Wage and Hour Division (WHD) Cases
This week shows how successful the Wage & Hour Division enforcement initiatives can be. Two of these initiatives, one targeting the California restaurant industry, the other focusing on the Los Angeles Fashion District, recovered almost $1 million in a very short period of time. If the DOL came knocking to review payroll records, go over employment practices, and interview employees, how confident are you that everything is in total compliance (and has been for the past three years)?

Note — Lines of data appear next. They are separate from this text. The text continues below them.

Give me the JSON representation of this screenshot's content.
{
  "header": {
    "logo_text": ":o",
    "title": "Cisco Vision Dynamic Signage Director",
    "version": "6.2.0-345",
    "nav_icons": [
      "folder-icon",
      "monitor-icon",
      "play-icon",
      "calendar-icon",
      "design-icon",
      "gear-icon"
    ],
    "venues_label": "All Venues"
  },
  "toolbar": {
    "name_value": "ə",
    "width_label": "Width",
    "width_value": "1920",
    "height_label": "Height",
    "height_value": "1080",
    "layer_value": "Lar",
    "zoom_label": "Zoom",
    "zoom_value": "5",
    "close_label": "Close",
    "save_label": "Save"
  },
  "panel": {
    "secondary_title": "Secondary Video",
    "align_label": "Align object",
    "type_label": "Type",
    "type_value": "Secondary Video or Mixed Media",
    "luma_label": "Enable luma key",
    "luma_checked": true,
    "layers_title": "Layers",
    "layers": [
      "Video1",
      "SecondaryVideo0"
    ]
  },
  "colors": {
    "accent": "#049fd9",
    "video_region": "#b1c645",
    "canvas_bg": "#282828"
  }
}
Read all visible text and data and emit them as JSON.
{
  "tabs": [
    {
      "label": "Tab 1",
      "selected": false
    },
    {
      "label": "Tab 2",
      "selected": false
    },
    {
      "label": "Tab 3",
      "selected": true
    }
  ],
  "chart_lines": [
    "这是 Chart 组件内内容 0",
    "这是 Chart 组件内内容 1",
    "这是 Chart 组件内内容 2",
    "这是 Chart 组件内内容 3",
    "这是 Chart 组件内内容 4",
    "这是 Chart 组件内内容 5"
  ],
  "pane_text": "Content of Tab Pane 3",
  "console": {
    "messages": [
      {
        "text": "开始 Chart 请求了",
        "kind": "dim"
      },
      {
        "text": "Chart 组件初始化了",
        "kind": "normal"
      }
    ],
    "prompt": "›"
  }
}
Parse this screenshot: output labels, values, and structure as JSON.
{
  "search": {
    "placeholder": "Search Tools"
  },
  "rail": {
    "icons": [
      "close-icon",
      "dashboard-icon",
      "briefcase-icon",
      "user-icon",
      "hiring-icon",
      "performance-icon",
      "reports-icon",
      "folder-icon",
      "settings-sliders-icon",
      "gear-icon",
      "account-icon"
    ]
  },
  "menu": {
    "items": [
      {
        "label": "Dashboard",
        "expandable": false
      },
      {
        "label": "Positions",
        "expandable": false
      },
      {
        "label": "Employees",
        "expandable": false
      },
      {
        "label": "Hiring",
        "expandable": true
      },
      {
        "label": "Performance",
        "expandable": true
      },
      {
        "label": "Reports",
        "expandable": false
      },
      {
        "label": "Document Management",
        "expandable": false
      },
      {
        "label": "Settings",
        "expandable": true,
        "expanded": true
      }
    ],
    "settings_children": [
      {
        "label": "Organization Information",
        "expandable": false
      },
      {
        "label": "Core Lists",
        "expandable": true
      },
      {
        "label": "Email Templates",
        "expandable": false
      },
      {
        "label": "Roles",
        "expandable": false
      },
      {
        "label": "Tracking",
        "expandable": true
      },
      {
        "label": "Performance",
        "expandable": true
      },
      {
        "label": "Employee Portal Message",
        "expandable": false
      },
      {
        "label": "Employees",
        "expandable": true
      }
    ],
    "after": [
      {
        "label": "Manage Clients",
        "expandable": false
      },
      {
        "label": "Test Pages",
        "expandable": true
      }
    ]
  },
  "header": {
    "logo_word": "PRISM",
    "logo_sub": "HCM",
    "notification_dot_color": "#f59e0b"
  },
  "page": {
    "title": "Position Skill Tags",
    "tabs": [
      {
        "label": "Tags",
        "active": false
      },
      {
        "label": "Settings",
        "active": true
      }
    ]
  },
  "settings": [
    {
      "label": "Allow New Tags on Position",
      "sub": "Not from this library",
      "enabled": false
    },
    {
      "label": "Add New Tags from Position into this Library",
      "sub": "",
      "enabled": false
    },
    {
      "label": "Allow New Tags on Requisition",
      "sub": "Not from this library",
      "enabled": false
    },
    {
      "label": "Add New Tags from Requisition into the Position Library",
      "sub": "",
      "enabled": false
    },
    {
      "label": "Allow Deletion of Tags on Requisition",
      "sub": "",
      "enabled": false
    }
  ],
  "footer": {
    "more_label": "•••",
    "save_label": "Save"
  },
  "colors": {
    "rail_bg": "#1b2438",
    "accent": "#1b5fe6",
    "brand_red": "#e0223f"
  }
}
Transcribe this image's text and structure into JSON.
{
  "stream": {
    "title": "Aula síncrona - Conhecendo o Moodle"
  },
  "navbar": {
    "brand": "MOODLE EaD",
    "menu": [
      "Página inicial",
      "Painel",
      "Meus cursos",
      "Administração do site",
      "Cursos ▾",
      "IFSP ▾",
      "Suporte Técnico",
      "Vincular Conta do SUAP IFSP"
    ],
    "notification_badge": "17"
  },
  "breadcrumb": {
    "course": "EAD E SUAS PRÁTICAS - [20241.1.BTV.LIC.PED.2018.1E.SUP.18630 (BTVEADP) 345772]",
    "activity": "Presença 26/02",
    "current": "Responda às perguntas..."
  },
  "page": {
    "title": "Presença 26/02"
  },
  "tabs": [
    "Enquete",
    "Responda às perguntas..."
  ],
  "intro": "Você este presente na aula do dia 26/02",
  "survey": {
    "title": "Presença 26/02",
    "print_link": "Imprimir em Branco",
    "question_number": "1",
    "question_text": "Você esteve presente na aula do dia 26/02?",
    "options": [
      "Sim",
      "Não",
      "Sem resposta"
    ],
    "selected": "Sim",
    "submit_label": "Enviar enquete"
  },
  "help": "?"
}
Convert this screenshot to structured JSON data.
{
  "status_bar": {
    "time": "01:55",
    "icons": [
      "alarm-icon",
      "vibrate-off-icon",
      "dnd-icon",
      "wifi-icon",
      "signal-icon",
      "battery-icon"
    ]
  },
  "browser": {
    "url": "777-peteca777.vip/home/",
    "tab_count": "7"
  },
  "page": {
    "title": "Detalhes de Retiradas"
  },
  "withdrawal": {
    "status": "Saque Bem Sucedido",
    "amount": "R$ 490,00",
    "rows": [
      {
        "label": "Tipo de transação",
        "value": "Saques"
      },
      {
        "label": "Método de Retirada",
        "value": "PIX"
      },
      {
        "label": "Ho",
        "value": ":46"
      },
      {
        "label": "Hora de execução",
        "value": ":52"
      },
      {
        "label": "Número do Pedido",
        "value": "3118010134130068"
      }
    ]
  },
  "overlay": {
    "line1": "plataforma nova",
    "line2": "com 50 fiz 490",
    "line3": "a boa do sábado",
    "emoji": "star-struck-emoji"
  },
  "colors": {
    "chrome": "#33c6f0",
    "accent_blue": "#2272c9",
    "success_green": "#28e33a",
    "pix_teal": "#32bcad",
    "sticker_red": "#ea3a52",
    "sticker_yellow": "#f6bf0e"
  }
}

Another noteworthy case came against a painting company that changed the status of employees working on weekends to independent contractors. This weekend work happened to be the same work these employees performed for the company on weekdays. The employer used this classification to sharply cut down overtime costs and employment taxes. Might be a cunning fiscal move if this willful misclassification was not completely illegal.
San Francisco and Los Angeles Restaurants (part of ongoing enforcement initiatives on the California restaurant industry)
- Failed to pay workers for pre-shift and post-shift work
- Paid employees cash wages “off the books”
- Paid fixed salaries for all hours worked without regard to minimum wage and overtime requirements
- Missed payroll or failed to pay employees on scheduled pay days
- Failed to maintain accurate records of employees’ wages and work hours
$672,333 in unpaid minimum wage and overtime compensation for 273 employees working as cooks, bussers, servers and other restaurant staff.
Ten Garment Contractors in the Los Angeles Fashion District
- Paid employees a piece rate (paid for each piece they sewed or cut) without regard to minimum wage or overtime pay requirements
- Failed to pay workers minimum wage of $7.25 per hour and the California minimum wage of $8 per hour
- Failed to pay overtime premium for hours worked over 40 in a week
- Significant record-keeping violations, including falsified time cards, under-reported actual hours worked and inaccurate time records
$326,000 in back wages for 185 employees
Clark Cooper Painting LLC (Jacksonville, FL)
- Paid painters a piece-rate basis for work performed on weekends, without regard to the number of hours worked or to overtime obligations
- Improperly changed status of employees as “independent contractors” on the weekends for the same work they performed as employees Monday through Friday
- Failed to maintain accurate records of regular and overtime hours worked and regular and overtime pay
$45,983 in back wages to 26 painters
Third Generation Electric (Tulsa, OK)
- Failed to pay employees the required wages and fringe benefits applicable to the classifications of work they performed while working as a subcontractor on an American Recovery and Reinvestment Act-funded contract (violations of the Davis-Bacon and Related Acts)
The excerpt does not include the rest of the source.